Of course, here we want to change the value but not the taper, and I'm suggesting that the taper will be impacted in some way.
My usual knee-jerk is to go find the math formula to help calculate what the effect will be (and we can still do that by way of establishing an equivalent circuit and the equations that goven its behavior). But it's late, and it seems faster to me to just cut to the chase with a practical experiment.
I took a Bourns 500kΩ audio taper pot, and rigged a resistance across its outer lugs to mimic the change from a 250kΩ to 100kΩ total resistance (that's 40% of the initial resistance of the pot). My pot is 10% taper, which I found by measuring the resistance at half-rotation. Interestingly, though marked as "500kΩ" when I measured actual total resistance of the pot, I found it to be a hair under 400kΩ. Mid-rotation measured ~40kΩ.
I calculated the total resistance for my "new pot" at 40% of 400kΩ, or 160kΩ. I could have calculated the resistance to parallel with the outer lugs, but just hooked up a decade resistance box and turned knobs until I measured 160kΩ (that happened at 270kΩ paralleled with the total pot resistance; if you do the math, you'll find it matches my experimental result).
I twisted the pot knob until it was at half-rotation, and got 50.4kΩ; this is ~31% of my total pot resistance.
This result tells me the pot taper has changed from at least a 10% taper to something closer to a 30% taper (meaning closer to the action of a linear taper pot).
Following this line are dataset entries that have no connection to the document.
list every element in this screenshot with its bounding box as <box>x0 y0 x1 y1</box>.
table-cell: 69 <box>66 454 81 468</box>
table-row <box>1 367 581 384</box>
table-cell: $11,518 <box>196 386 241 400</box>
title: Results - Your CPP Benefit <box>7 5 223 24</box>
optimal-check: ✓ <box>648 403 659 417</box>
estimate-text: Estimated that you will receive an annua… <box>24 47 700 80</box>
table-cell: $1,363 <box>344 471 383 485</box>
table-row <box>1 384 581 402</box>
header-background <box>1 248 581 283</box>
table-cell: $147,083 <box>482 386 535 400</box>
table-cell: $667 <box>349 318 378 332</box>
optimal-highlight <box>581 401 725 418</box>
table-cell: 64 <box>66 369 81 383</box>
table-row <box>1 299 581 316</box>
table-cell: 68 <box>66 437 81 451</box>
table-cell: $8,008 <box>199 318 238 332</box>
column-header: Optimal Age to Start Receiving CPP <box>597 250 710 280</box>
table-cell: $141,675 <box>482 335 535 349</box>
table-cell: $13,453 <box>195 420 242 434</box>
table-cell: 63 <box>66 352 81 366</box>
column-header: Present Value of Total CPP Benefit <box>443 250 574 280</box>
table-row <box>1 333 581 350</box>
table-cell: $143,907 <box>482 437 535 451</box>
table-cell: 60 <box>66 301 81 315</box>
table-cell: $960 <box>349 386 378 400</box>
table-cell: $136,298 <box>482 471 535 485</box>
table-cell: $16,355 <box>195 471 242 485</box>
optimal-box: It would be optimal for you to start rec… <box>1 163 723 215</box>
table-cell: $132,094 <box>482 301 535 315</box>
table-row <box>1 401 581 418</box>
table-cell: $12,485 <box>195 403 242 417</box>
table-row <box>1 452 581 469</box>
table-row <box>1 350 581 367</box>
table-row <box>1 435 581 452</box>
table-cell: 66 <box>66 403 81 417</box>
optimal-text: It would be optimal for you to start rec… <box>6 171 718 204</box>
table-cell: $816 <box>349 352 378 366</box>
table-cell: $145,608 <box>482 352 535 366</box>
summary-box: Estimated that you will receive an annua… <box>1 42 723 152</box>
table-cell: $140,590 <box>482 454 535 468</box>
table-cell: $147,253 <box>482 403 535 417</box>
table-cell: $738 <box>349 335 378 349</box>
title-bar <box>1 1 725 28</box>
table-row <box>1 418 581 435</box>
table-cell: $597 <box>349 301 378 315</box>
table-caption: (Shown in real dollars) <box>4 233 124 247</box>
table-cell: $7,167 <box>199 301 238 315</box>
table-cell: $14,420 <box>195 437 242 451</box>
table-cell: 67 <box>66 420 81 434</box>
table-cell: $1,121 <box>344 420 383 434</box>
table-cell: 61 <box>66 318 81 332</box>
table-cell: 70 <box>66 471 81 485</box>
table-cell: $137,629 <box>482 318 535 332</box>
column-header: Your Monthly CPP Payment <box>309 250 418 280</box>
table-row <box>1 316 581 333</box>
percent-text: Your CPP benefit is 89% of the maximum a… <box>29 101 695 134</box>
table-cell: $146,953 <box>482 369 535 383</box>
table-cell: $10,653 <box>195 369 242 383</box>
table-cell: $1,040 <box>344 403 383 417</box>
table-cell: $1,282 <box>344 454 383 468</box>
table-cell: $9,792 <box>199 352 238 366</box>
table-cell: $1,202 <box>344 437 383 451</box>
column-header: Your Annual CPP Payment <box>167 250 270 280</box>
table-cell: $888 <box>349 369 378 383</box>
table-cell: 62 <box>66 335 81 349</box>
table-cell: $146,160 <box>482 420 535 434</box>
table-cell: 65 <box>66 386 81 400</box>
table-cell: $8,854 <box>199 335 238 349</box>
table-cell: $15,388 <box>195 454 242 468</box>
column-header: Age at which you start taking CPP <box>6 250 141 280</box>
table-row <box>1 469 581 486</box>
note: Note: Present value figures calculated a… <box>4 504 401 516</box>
I would have tested more points, but the pot was not mounted on a panel or with a dial indicating percent rotation, so any other measurements would be ballpark at best.
I gather from this that the faked "100kΩ pot" created by paralleling across a 250kΩ pot will have a faster taper which will seem less smooth in its sweep. This may not be a problem for the original poster because he very well might leave the control in a set-n-forget position (like a lot of us do with guitar controls).